Cook, stirring occasionally, until vegetables are lightly browned and wilted, about 5 minutes.
Add 1/4 cup raspberries, orange juice, and wine.
Bring to a boil over high heat.
Boil, stirring occasionally, until mixture is reduced to about 2 tablespoons, about 8 to 10 minutes.
Add stock.
Return to a boil.
Reduce heat and simmer for 5 minutes.
Remove from heat and set aside.
At this point sauce may be refrigerated until ready to use.
Preheat oven to 350\u00b0.
Pat pork dry.
In large, oven-proof skillet, heat remaining oil over high heat.
Dust pork evenly with flour on both sides, patting off excess.
When oil is very hot, add pork and cook until well-browned, about 3 minutes.
Turn pork over.
Place pan in oven and cook at until pork is just cooked, 6-7 minutes. Remove meat to platter and keep warm.
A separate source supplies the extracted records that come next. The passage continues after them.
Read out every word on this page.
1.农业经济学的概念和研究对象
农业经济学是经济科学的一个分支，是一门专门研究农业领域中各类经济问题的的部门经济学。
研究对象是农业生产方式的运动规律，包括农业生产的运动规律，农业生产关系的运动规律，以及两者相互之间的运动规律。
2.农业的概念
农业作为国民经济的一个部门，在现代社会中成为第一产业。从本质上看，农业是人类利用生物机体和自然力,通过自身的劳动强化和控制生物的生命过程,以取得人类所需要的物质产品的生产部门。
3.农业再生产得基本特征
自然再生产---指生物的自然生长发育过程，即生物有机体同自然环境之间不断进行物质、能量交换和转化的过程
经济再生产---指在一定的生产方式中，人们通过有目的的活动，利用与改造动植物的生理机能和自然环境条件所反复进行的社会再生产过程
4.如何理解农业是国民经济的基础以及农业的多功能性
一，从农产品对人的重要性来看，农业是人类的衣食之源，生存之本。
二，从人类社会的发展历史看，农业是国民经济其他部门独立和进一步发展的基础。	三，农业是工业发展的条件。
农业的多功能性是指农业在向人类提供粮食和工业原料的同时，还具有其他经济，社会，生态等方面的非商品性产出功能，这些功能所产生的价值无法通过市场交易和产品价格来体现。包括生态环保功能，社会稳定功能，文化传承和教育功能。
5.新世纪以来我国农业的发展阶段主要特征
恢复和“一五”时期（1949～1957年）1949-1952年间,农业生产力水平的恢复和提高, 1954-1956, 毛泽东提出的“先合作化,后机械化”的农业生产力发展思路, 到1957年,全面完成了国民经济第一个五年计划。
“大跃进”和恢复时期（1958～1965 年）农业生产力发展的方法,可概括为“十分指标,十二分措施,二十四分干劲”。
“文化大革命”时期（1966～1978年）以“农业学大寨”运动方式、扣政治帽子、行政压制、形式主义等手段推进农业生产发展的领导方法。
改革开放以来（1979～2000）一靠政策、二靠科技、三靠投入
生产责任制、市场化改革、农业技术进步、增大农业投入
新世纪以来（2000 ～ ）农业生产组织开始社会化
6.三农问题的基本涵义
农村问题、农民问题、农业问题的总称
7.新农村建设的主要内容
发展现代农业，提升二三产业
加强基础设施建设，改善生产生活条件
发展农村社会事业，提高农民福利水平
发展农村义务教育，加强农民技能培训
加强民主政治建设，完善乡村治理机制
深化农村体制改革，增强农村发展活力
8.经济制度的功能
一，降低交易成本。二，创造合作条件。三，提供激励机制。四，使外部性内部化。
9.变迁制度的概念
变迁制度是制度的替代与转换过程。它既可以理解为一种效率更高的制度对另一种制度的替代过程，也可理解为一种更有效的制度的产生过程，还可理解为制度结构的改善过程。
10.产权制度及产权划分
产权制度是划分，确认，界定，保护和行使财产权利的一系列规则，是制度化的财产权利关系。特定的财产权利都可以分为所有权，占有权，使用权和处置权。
Strain sauce into skillet in which pork was cooked, pressing solids with the back of a spoon.
Add any juices on platter.
Bring to a boil over high heat.
Boil, stirring occasionally, until lightly thickened, about 6-8 minutes. Season with salt and pepper if desired.
Serve meat with sauce, reserved raspberries, and green onion tops.